Kesepakatan Perjanjian Renville antara Republik Indonesia (RI) dengan Belanda pada awal 1948, mewajibkan pihak RI untuk menyerahkan para zanryu nihon hei (serdadu Jepang yang tetap tinggal dan memilih berjuang untuk Indonesia) kepada Belanda. Namun permintaan itu direspon setengah hati. Secara diam-diam, TNI justru berupaya melindungi para eks serdadu Jepang itu.
“Walau bagaimana pun kehadiran para zanryu nihon hei sangat menguntungkan untuk Indonesia, baik secara politik maupun militer,” ungkap sejarawan asal Jepang, Aiko Kurasawa.
Baca juga:
Guna menghindari itu, pada Juli 1948, Kolonel Sungkono (Gubernur Militer Jawa Timur) memanggil Tatsuo Ichiki, seorang Jepang yang sangat dituakan oleh para zanryu nihon hei. Terlebih keberpihakannya kepada Indonesia sudah terjadi sejak 1945, ketika ia bergaul akrab dengan diplomat senior Indonesia Haji Agus Salim di Jakarta.
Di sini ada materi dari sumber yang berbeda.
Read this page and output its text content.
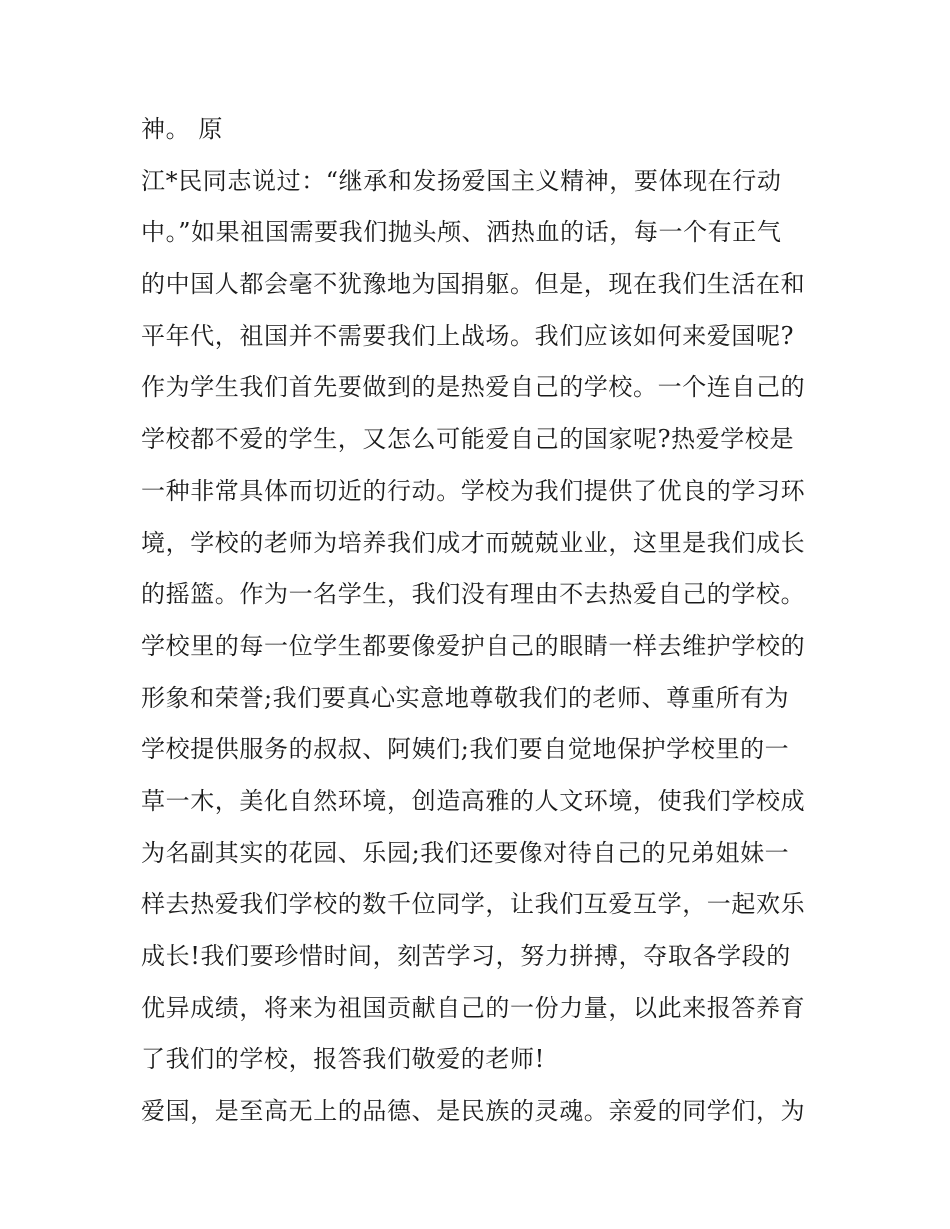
神。 原
江*民同志说过：“继承和发扬爱国主义精神，要体现在行动
中。”如果祖国需要我们抛头颅、洒热血的话，每一个有正气
的中国人都会毫不犹豫地为国捐躯。但是，现在我们生活在和
平年代，祖国并不需要我们上战场。我们应该如何来爱国呢?
作为学生我们首先要做到的是热爱自己的学校。一个连自己的
学校都不爱的学生，又怎么可能爱自己的国家呢?热爱学校是
一种非常具体而切近的行动。学校为我们提供了优良的学习环
境，学校的老师为培养我们成才而兢兢业业，这里是我们成长
的摇篮。作为一名学生，我们没有理由不去热爱自己的学校。
学校里的每一位学生都要像爱护自己的眼睛一样去维护学校的
形象和荣誉;我们要真心实意地尊敬我们的老师、尊重所有为
学校提供服务的叔叔、阿姨们;我们要自觉地保护学校里的一
草一木，美化自然环境，创造高雅的人文环境，使我们学校成
为名副其实的花园、乐园;我们还要像对待自己的兄弟姐妹一
样去热爱我们学校的数千位同学，让我们互爱互学，一起欢乐
成长!我们要珍惜时间，刻苦学习，努力拼搏，夺取各学段的
优异成绩，将来为祖国贡献自己的一份力量，以此来报答养育
了我们的学校，报答我们敬爱的老师!
爱国，是至高无上的品德、是民族的灵魂。亲爱的同学们，为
“Dia bahkan diangkat anak oleh ayah saya dan diberi nama Indonesia: Abdul Rachman karena sikapnya yang penuh kasih kepada bangsa Indonesia,” ujar Bibsy Soenharjo, salah satu putri Haji Agus Salim.
Abdul Rachman kemudian ditugaskan oleh Kolonel Sungkono untuk mengumpulkan seluruh eks serdadu Jepang di Jawa Timur dan menghimpunnya dalam suatu kesatuan khusus. Maka pada 28 Juli 1948, berkumpullah 28 zanryu nihon hei di Wlingi dan mendeklarasikan berdirinya Pasukan Gerilya Istimewa (PGI) di bawah koordinasi Brigade Surachmad. Sebagai pimpinan, Sungkono mengangkat Mayor Arif (Tomegoro Yoshizumi), senior dari Abdul Rachman.
Karena Mayor Arif kerap sakit-sakitan (kemudian meninggal pada 10 Agustus 1948), akhirnya pucuk pimpinan PGI diserahkan kepada Mayor Abdul Rachman. Penyerahan wewenang tersebut diam-diam tidak disetujui oleh sebagain zanryu nihon hei pimpinan Hasan (Toshio Tanaka). Alasannya, Abdul Rachman bukan seorang militer tulen. Di ketentaraan Jepang ia hanya bertugas sebagai seorang penerjemah.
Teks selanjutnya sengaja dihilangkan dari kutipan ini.